The Iata even relies two-thirds of the decarbonisation effort on these sustainable aviation fuels (SAFs), produced from cooking oils, algae, wood residue or other products of " biomass ".

The European Commission intends to establish an obligation to incorporate 2% SAF in aviation kerosene in 2025, 5% in 2030 and up to 63% in 2050. Boeing and Airbus plan that their planes will be able to fly with 100% of SAF from the end of this decade.

Chevron oil derricks in Bakersfield, November 21, 2016 in California Frederic J. BROWN AFP / Archives

SAFs cost four times more than kerosene and most importantly are not available.

They represented less than 0.1% of the 360 ​​billion liters of fuel used by aviation in 2019.

A new sector must therefore emerge in order to increase volumes and lower prices.

The EU wants to encourage this with a progressive taxation of kerosene for internal flights to the EU, the United States by offering a tax credit.

+ Is it really possible?

Airbus boss Guillaume Faury believes that technological innovations on airplanes, and in particular hydrogen airplanes, will be ready, "but it is not just the airplane, we need the regulators, the energy ".

But biomass is a finite resource.

"It has been estimated that by 2050, advanced biofuels from residues will cover 11% of air transport needs", explains to AFP Jo Dardenne, at Transport and Environment (T&E), a European federation bringing together around fifty NGOs.

The sector therefore relies on future synthetic fuels, or e-fuels, made with hydrogen produced from renewable electricity and with CO2 captured in the atmosphere.

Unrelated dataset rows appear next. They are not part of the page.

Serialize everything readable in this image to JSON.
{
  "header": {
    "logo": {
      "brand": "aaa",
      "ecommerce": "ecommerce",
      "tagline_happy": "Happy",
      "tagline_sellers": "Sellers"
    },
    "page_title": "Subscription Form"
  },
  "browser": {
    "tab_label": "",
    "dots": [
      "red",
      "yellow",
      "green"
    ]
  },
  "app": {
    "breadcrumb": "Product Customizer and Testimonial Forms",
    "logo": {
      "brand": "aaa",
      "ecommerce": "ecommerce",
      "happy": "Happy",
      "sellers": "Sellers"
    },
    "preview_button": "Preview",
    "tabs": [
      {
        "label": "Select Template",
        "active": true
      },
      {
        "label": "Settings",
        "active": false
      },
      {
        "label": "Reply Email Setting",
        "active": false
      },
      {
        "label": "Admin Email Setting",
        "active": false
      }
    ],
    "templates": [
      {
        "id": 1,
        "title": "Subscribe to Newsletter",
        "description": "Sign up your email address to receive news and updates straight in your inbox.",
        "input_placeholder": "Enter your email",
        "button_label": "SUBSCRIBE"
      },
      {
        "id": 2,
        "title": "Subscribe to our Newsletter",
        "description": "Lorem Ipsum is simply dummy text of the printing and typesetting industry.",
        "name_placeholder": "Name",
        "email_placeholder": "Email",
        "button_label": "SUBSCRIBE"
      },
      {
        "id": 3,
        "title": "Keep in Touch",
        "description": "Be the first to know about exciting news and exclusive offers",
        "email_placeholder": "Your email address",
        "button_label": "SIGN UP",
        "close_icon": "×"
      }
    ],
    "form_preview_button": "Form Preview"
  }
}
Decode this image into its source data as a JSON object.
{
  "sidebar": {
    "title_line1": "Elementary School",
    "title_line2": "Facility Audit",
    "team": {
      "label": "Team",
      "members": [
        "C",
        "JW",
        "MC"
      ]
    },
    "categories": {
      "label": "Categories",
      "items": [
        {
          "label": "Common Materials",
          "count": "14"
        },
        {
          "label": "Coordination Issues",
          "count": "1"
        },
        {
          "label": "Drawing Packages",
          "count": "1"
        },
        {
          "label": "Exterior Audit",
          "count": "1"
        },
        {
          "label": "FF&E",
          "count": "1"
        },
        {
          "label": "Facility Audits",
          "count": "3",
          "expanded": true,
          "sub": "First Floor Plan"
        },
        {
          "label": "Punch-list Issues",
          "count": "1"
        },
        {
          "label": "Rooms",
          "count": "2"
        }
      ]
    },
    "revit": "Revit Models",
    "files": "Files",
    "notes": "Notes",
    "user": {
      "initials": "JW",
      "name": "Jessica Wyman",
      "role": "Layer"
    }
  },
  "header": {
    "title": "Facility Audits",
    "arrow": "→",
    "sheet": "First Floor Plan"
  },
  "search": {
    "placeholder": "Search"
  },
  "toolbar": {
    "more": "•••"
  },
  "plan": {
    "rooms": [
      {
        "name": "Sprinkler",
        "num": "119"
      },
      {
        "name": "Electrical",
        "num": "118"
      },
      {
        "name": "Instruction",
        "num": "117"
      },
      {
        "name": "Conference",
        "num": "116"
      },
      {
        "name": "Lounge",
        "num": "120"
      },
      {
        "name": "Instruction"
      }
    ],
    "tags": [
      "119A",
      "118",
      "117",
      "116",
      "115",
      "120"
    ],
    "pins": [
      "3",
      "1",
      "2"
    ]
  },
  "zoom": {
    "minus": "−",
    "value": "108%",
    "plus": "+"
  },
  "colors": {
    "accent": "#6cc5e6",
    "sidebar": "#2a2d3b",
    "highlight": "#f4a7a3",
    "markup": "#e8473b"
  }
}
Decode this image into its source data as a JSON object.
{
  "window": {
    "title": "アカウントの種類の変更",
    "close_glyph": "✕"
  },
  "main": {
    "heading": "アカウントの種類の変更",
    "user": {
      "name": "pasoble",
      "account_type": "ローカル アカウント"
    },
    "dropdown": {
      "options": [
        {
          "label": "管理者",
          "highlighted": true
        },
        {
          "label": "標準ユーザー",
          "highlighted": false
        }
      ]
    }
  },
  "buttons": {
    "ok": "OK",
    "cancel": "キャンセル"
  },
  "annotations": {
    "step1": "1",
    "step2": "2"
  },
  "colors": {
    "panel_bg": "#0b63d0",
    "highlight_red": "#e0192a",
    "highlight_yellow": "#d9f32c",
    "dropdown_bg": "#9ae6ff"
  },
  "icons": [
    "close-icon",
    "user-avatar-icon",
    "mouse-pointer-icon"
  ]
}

A Boeing 737-A during the presentation of Boeing's ecoDemonstrator program, supposed to reduce the impact of planes on the environment, at Airlington, July 28, 2021 Olivier DOULIERY AFP / Archives

But producing e-fuels representing 10% of the current consumption of aviation kerosene is equivalent to the total electricity production of Spain and France combined, observes Timur Gül, head of the International Energy Agency. (IAE).

"The technologies that we want to develop to reduce air emissions are going to be extremely energy intensive", abounds Ms. Dardenne, according to whom a "paradigm shift" is necessary: ​​we must "reduce demand" that is to say. say fly less.